The MIT AgeLab and Toyota CSRC set up a camera system at a busy intersection to study minute details of pedestrian movements. Photo courtesy of MIT AgeLab.

The MIT AgeLab and Toyota CSRC set up a camera system at a busy intersection to study minute details of pedestrian movements. Photo courtesy of MIT AgeLab.

A team of autonomous driving researchers at the Massachusetts Institute of Technology is developing systems to perceive and identify nearby objects and to understand social interactions in traffic, as part of a new research initiative with Toyota.

The MIT AgeLab will build and analyze new perception and motion-planning technologies for automated vehicles in partnership with the Toyota Collaborative Safety Research Center (CSRC), according to MIT. The new initiative, called CSRC Next, is part of a five-year-old ongoing relationship with Toyota. MIT AgeLab is a unit within the MIT Center for Transportation and Logistics.

Bryan Reimer, a research scientist at MIT AgeLab, has been leading the first phase of projects with Toyota CSRC. He manages a multidisciplinary research team focused on understanding how drivers respond to the growing complexity of the modern operating environment, MIT explained in a released statement.

Reimer and his team studied the demands of modern in-vehicle voice interfaces and found that they draw drivers’ eyes away from the road to a greater extent than expected.
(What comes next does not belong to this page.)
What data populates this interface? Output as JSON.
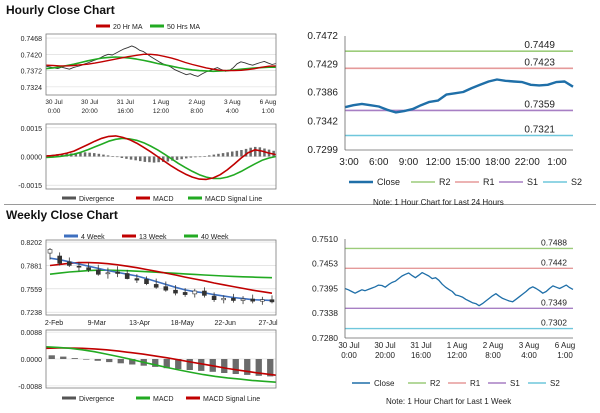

His study eventually contributed to the instrumentation redesign in the current Toyota Corolla and the upcoming 2018 Toyota Camry.

Reimer and his team are also developing and building prototypes of hardware and software systems that can be integrated into vehicles to detect everything about the state of the driver and the external environment. These prototypes are designed to work with cars with minimal levels of autonomy and with cars that are fully autonomous, MIT said. 

Computer scientist and team member Lex Fridman is leading a group of seven computer engineers who are working on computer vision, deep learning, and planning algorithms for semi-autonomous vehicles. The application of deep learning is used for understanding both the world around the car and the human behavior inside it.

“The vehicle must first gain awareness of all entities in the driving scene, including pedestrians, cyclists, cars, traffic signals, and road markings,” Fridman said. “We use a learning-based approach for this perception task and also for the subsequent task of planning a safe trajectory around those entities.”

Fridman and his team, now engaged in the next phase of the project with Toyota CRSC, set up a stationary camera at a busy intersection on the MIT campus to automatically detect the micro-movements of pedestrians as they make decisions about crossing the street. Using deep learning and computer vision methods, the system automatically converts the raw video footage into millisecond-level estimations of each pedestrian’s body position. The program has analyzed the head, arm, feet and full-body movement of more than 100,000 pedestrians. 

Fridman’s research also focuses on the world inside the car. 

“Just as interesting and complex is the integration of data inside the car to improve our understanding of automated systems and enhance their capability to support the driver,” Fridman explained. “This includes everything about the driver’s face, head position, emotion, drowsiness, attentiveness, and body language.” 

With Toyota and other partners, the team is exploring the use of cameras positioned to monitor the driver, as well as methods to extract all those driver state factors from the raw video and turn them into useable data.

“What’s innovative about Lex’s work is that it uses state-of-the-art methods in computer science and artificial intelligence to study the complexities of human intent grounded in large-scale, real-world data,” Reimer said.

Toyota CSRC Director Chuck Gulash said the research “leverages the AgeLab’s expertise in computer vision, state detection, naturalistic data collection and deep learning to focus on the challenges and opportunities of autonomous vehicle technologies.”

When asked how the research collaboration would affect future automotive technology, Gulash said it will contribute to better computer-based perception of a vehicle’s environment as well as social interactions with other road users.

“What is unique about the AgeLab’s work is that it brings together advanced computer science with a human-centered perspective on driver behavior,” Gulash said. “As with all CSRC projects, output from the AgeLab’s effort will be openly shared with industry, academia and government to contribute to future safe mobility.”